The Save Our Sports drive comes after raiders targeted Headway Birmingham and Solihull’s brain injury centre and head office in Chapel Rise.

Sessions are not currently being held because of the lockdown but many staff are still working at the centre.

And on Monday when they arrived they found the burglars had broken in, taken archery equipment and fishing gear used as part of a Sports and Wellbeing programme and damaged the lock-up they were stored in.

Most of the equipment was paid for by cash from The Angling Trust but one client’s personal much-loved fishing equipment was also stolen.

Sue Tyler, CEO at Headway Birmingham and Solihull, said: “This is another blow for the charity at a time we are fighting for our very existence and trying our hardest to keep up morale.

“Even in normal times, this would be a dreadful thing to happen, but in these current hard times, we despair that someone can do this.”

She added survival had to be the priority and right now she and others were concerned for the charity’s future but they were hopeful of replacing the equipment.
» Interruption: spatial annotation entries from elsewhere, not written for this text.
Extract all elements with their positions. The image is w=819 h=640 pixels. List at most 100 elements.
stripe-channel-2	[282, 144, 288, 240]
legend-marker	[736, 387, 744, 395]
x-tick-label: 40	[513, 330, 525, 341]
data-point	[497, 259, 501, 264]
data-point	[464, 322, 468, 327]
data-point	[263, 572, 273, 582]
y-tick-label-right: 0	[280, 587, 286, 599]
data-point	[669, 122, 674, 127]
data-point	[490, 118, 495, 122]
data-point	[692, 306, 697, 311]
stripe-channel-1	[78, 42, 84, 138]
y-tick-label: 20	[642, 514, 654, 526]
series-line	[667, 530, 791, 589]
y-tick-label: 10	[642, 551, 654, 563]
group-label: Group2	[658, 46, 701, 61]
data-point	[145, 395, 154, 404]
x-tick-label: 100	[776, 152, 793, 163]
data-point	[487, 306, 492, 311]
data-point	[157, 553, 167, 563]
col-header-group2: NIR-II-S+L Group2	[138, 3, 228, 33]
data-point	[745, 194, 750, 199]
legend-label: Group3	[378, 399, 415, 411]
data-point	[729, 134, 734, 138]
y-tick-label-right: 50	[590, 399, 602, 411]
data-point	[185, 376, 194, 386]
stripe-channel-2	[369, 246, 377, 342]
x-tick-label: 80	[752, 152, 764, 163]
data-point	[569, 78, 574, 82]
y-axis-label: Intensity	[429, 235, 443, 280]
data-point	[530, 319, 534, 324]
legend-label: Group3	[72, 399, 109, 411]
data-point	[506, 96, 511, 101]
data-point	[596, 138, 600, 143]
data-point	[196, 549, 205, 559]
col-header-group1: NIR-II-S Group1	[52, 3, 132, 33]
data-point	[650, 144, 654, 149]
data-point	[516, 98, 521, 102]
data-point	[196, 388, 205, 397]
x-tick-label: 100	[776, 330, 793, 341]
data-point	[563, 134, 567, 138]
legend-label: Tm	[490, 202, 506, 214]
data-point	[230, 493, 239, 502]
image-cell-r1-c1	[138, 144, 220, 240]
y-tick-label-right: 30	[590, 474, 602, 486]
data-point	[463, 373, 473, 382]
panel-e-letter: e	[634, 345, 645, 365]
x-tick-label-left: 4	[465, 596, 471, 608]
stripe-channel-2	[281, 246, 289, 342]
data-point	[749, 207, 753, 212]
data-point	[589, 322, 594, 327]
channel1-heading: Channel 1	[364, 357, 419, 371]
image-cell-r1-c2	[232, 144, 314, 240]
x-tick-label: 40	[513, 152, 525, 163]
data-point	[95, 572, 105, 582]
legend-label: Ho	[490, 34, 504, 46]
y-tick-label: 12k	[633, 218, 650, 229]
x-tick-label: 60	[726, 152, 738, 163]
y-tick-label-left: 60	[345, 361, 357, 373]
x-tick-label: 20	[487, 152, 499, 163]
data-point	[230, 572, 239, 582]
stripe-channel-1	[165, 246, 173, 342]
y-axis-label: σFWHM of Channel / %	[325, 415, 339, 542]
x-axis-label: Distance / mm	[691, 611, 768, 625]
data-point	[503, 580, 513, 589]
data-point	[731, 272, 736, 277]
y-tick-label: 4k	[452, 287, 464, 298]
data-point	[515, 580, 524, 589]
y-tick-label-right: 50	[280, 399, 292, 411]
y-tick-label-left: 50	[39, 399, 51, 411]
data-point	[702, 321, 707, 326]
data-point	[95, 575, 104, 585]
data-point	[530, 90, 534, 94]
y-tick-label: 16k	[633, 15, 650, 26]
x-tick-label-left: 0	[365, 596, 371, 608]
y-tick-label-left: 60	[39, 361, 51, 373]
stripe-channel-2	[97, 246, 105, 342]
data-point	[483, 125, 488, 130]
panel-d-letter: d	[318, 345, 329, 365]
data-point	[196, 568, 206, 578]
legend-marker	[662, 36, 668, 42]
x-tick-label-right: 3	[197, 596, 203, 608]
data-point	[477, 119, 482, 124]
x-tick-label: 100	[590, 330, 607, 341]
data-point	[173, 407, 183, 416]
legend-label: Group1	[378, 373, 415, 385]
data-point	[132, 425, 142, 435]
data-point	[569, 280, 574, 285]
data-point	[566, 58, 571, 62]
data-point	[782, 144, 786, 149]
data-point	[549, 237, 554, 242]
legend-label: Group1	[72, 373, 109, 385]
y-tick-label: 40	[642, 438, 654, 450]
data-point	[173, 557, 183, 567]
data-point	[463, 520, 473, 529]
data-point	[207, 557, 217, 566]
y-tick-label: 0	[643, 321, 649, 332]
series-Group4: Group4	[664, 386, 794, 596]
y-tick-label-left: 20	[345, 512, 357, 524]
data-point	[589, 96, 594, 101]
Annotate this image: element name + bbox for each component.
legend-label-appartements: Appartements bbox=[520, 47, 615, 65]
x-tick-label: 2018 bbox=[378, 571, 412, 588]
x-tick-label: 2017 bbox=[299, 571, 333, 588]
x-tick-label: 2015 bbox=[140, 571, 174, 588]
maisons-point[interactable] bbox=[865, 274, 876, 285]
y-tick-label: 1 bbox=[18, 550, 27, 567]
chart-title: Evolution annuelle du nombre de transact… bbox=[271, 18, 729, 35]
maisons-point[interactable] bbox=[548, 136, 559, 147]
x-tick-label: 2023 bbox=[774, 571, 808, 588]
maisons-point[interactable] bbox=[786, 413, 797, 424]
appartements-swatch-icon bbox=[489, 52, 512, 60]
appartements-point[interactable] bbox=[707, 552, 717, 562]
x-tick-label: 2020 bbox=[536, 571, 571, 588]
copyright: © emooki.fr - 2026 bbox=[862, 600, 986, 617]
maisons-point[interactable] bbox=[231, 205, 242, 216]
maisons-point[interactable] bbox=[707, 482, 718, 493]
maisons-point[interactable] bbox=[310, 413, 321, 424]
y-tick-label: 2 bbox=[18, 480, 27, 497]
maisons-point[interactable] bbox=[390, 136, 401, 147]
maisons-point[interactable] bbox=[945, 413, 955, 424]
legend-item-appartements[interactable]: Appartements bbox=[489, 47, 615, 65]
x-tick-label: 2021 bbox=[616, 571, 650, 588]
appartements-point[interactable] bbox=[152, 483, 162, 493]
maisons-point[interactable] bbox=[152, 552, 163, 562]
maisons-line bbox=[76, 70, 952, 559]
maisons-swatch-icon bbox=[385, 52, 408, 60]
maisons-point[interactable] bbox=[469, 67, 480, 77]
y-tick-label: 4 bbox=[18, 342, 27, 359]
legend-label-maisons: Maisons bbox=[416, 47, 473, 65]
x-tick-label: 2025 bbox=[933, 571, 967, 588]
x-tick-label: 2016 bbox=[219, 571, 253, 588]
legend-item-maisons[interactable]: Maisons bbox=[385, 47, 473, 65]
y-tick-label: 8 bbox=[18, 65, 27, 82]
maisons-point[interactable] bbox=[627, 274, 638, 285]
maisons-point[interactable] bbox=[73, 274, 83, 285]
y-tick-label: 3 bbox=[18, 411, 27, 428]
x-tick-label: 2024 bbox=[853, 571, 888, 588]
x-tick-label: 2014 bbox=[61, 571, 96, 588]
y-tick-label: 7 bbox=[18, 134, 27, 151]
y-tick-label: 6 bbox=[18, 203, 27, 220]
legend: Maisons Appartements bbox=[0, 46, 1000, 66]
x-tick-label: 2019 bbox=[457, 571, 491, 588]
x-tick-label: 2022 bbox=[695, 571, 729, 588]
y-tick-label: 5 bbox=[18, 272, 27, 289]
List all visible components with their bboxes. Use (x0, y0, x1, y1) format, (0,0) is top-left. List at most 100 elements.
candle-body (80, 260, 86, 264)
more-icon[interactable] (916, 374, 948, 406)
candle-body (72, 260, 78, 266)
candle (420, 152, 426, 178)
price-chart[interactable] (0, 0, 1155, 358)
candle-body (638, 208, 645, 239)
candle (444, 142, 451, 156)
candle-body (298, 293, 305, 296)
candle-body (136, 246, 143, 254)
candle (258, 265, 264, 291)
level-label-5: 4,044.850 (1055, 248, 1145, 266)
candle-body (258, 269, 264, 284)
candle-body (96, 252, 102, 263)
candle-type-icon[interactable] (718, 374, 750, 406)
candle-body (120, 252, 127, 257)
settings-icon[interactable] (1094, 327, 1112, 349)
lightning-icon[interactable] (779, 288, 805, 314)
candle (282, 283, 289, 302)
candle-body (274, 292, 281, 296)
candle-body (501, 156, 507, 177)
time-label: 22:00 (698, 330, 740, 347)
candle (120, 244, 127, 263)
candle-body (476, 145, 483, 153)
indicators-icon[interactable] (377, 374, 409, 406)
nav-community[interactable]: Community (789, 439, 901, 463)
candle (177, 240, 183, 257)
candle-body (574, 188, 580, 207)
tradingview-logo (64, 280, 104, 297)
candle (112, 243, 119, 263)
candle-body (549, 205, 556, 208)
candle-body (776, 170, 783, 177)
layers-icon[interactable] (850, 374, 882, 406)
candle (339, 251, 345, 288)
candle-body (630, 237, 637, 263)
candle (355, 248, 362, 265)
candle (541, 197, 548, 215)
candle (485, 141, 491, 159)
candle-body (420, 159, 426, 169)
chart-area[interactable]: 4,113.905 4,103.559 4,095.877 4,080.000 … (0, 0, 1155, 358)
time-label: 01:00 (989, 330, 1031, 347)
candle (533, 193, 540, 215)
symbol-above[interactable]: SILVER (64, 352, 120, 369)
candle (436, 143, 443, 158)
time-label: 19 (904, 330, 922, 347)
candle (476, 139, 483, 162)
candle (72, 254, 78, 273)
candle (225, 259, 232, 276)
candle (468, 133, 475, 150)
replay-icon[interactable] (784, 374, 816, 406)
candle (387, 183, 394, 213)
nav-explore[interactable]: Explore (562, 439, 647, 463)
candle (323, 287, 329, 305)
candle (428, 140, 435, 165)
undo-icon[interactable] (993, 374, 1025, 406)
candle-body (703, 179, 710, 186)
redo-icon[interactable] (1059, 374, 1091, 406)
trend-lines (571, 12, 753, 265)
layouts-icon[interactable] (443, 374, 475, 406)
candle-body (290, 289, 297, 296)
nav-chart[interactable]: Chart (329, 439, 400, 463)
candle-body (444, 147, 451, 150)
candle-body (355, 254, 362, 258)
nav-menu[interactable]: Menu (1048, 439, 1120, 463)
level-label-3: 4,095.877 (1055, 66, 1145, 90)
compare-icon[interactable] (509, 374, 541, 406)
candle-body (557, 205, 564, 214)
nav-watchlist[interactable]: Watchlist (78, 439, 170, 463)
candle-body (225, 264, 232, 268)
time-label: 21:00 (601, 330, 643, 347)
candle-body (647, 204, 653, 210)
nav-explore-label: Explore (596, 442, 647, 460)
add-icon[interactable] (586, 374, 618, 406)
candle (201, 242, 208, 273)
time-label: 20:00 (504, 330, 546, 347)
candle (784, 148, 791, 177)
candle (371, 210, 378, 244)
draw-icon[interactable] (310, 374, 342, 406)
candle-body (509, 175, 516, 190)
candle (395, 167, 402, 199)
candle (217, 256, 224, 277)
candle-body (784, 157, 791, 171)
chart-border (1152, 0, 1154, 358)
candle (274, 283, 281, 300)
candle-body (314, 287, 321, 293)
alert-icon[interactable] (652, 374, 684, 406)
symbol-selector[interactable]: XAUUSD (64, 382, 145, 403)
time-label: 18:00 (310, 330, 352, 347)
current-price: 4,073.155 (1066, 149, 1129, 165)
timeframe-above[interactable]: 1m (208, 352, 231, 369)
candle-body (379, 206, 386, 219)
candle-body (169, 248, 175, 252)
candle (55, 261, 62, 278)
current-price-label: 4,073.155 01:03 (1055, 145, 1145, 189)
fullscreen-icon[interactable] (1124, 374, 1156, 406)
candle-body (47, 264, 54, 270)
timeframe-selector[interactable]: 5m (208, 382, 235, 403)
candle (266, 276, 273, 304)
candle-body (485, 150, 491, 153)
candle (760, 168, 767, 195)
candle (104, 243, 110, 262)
Headway is facing its biggest financial difficulties in its 30-year history of providing brain injury services.

With centres unable to open, many of Headway’s staff have been furloughed and the skeleton team left are working hard to deliver the organisation’s new remote services.

Among them are welfare calls, doorstep visits, online sessions to ensure vulnerable people have the support, food and medication they need and ongoing contact from those they know and trust.

Sue added that, with the furlough scheme and some council funding, she was confident of getting through the crisis and would be providing the best possible support to clients while it continued.

The biggest concern is the long-term impact on Headway as the lost revenue from charity shop closures, cancelled fund-raising events and other factors, could mean cuts to services to make it to 2021.

Headway has also missed out on government help and many ‘grassroots’ funding schemes being offered during the pandemic as it is slightly too big to be classed as a small charity.